Despite the devastating blow to the morale and reputation of the Muslims, the archers were pardoned by Allah. Consolation follows: “Allah favoured the believers when He sent them a messenger. The hypocrites were happy at the defeat of Muslims, they were warned of a dreadful punishment awaiting them. The conclusion is “tests are a part of a life of faith” and you must be patient to succeed. (185)

The opening of the Surah tells ‘those firmly grounded in knowledge’ will believe in the Quran without a doubt. These same people are praised in the last ten verses for being reflective and prayerful. The Lord will answer their prayers. What is true success? It isn’t material achievements nor military prowess. “Believers, be patient, encourage each other to be patient, be disciplined, and be mindful of Allah so that you may achieve success.” (200)

Surat An-Nisa – The women

The fourth Juz continues with Surat An-Nisa, revealed over eighteen months after the Battle of Uhud, in 3 AH/625 CE. A third of the surah discusses family issues. Since seventy Muslim men were martyred, they left behind them orphans and widows, creating families in crisis. There was a dire need for clear guidance on how to deal with this crisis. The surah lays out a series of laws concerning: the status of women, marriage, marital discord, inheritance, capital punishment for murder, the prohibition of praying under the influence of alcohol and the rights of orphans. It provides instructions on settling family disputes arising out of what is nowadays called “post-traumatic stress disorder”. It lays out clear rulings to ensure justice is done, but still emphasizes the need to be caring and loving towards orphans and one’s family. In this way, a safe space is created for the nurturing of children.

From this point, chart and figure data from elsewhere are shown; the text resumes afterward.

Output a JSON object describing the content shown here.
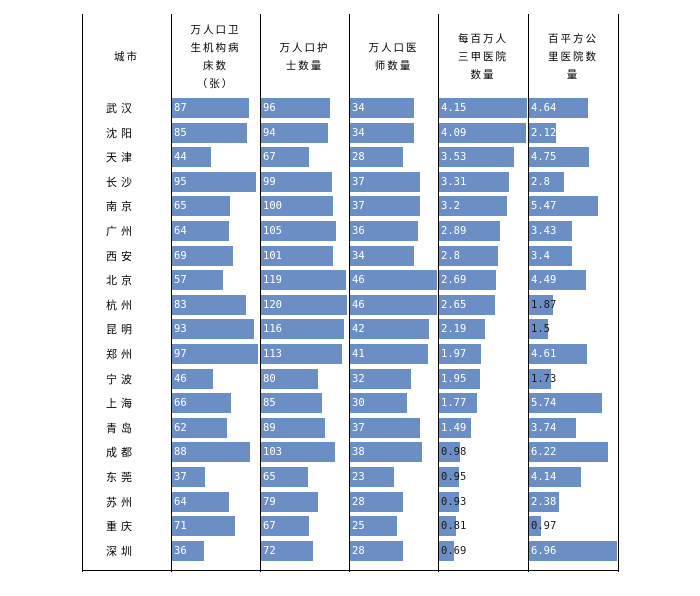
{
  "table": {
    "city_header": "城市",
    "headers": [
      [
        "万人口卫",
        "生机构病",
        "床数",
        "（张）"
      ],
      [
        "万人口护",
        "士数量"
      ],
      [
        "万人口医",
        "师数量"
      ],
      [
        "每百万人",
        "三甲医院",
        "数量"
      ],
      [
        "百平方公",
        "里医院数",
        "量"
      ]
    ]
  },
  "chart_data": {
    "type": "table",
    "bar_color": "#6b8fc4",
    "columns": [
      "万人口卫生机构病床数（张）",
      "万人口护士数量",
      "万人口医师数量",
      "每百万人三甲医院数量",
      "百平方公里医院数量"
    ],
    "categories": [
      "武汉",
      "沈阳",
      "天津",
      "长沙",
      "南京",
      "广州",
      "西安",
      "北京",
      "杭州",
      "昆明",
      "郑州",
      "宁波",
      "上海",
      "青岛",
      "成都",
      "东莞",
      "苏州",
      "重庆",
      "深圳"
    ],
    "series": [
      {
        "name": "万人口卫生机构病床数（张）",
        "values": [
          "87",
          "85",
          "44",
          "95",
          "65",
          "64",
          "69",
          "57",
          "83",
          "93",
          "97",
          "46",
          "66",
          "62",
          "88",
          "37",
          "64",
          "71",
          "36"
        ]
      },
      {
        "name": "万人口护士数量",
        "values": [
          "96",
          "94",
          "67",
          "99",
          "100",
          "105",
          "101",
          "119",
          "120",
          "116",
          "113",
          "80",
          "85",
          "89",
          "103",
          "65",
          "79",
          "67",
          "72"
        ]
      },
      {
        "name": "万人口医师数量",
        "values": [
          "34",
          "34",
          "28",
          "37",
          "37",
          "36",
          "34",
          "46",
          "46",
          "42",
          "41",
          "32",
          "30",
          "37",
          "38",
          "23",
          "28",
          "25",
          "28"
        ]
      },
      {
        "name": "每百万人三甲医院数量",
        "values": [
          "4.15",
          "4.09",
          "3.53",
          "3.31",
          "3.2",
          "2.89",
          "2.8",
          "2.69",
          "2.65",
          "2.19",
          "1.97",
          "1.95",
          "1.77",
          "1.49",
          "0.98",
          "0.95",
          "0.93",
          "0.81",
          "0.69"
        ]
      },
      {
        "name": "百平方公里医院数量",
        "values": [
          "4.64",
          "2.12",
          "4.75",
          "2.8",
          "5.47",
          "3.43",
          "3.4",
          "4.49",
          "1.87",
          "1.5",
          "4.61",
          "1.73",
          "5.74",
          "3.74",
          "6.22",
          "4.14",
          "2.38",
          "0.97",
          "6.96"
        ]
      }
    ]
  }
}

The Surah opens by stressing the need to maintain family ties, as they connect us to each other. The key to this is fairness and taking care of those who are most vulnerable. The seventy martyrs of Uhud had left behind orphans and widows so it was important to give them legal protection. Trustees of these orphans were advised to look after their property wisely and not to squander it. Similarly, the law of inheritance was announced: different shares for different relatives: the male heirs share is double that of the female. This was revolutionary legislation since it was unheard of giving women inheritance. The inheritance is distributed after the deceased’s debts have been paid and any bequest fulfilled. The maximum amount of bequest allowed is a third of the inheritance. The parent’s share is one-sixth; wife’s one quarter if there are no children, if there are children then it’s one eighth. The Quran stresses the reward for adhering to Allah’s boundaries and not violating Divine commandments.

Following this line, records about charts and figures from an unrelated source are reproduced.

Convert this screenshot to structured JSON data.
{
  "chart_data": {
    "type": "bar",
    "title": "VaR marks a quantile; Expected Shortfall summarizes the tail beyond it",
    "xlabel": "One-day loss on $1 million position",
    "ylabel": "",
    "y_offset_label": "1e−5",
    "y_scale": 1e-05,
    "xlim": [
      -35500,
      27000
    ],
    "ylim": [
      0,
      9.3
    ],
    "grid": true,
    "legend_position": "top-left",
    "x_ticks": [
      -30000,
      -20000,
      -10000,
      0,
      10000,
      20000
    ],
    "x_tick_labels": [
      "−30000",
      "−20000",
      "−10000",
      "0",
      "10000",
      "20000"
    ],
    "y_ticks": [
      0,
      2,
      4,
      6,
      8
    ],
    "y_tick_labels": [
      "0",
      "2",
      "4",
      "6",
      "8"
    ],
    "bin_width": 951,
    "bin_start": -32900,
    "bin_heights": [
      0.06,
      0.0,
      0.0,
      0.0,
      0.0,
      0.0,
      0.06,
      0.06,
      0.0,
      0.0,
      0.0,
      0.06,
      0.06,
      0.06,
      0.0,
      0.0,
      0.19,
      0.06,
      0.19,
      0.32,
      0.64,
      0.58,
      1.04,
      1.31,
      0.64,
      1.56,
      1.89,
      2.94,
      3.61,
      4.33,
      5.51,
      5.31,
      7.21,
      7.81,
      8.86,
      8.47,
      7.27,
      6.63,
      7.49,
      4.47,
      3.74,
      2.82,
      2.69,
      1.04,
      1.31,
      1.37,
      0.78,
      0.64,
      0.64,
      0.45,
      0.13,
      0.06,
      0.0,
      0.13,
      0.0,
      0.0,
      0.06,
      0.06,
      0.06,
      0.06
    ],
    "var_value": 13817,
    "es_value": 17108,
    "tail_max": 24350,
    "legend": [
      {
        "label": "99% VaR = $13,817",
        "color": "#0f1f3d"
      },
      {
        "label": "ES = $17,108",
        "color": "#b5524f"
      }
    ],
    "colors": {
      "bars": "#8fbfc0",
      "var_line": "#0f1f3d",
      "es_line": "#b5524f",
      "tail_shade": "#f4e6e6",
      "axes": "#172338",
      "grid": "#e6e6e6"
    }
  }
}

The peace and prosperity of family life depends on the chastity of the spouses so the Quran lays down serious penalties for adultery; an evil that can destroy the harmony and success of family life.

Is repentance acceptable? Yes “However, if they repent and reform themselves, then leave them alone. Allah is the Relenting, Most Kind.” The next three sections outline the women that a man cannot marry and thereby ends some terrible unjust customs of pre-Islamic Arabia. The list of women forbidden as spouses: mothers; daughters; sisters; maternal aunts; paternal aunts; nieces from the brother’s or sister’s side; foster mothers who have suckled you, foster sisters; your mothers-in-law; the stepdaughters who are in your care from women with whom you have consummated marriage; the wives of your sons; and marrying two sisters at the same time (23).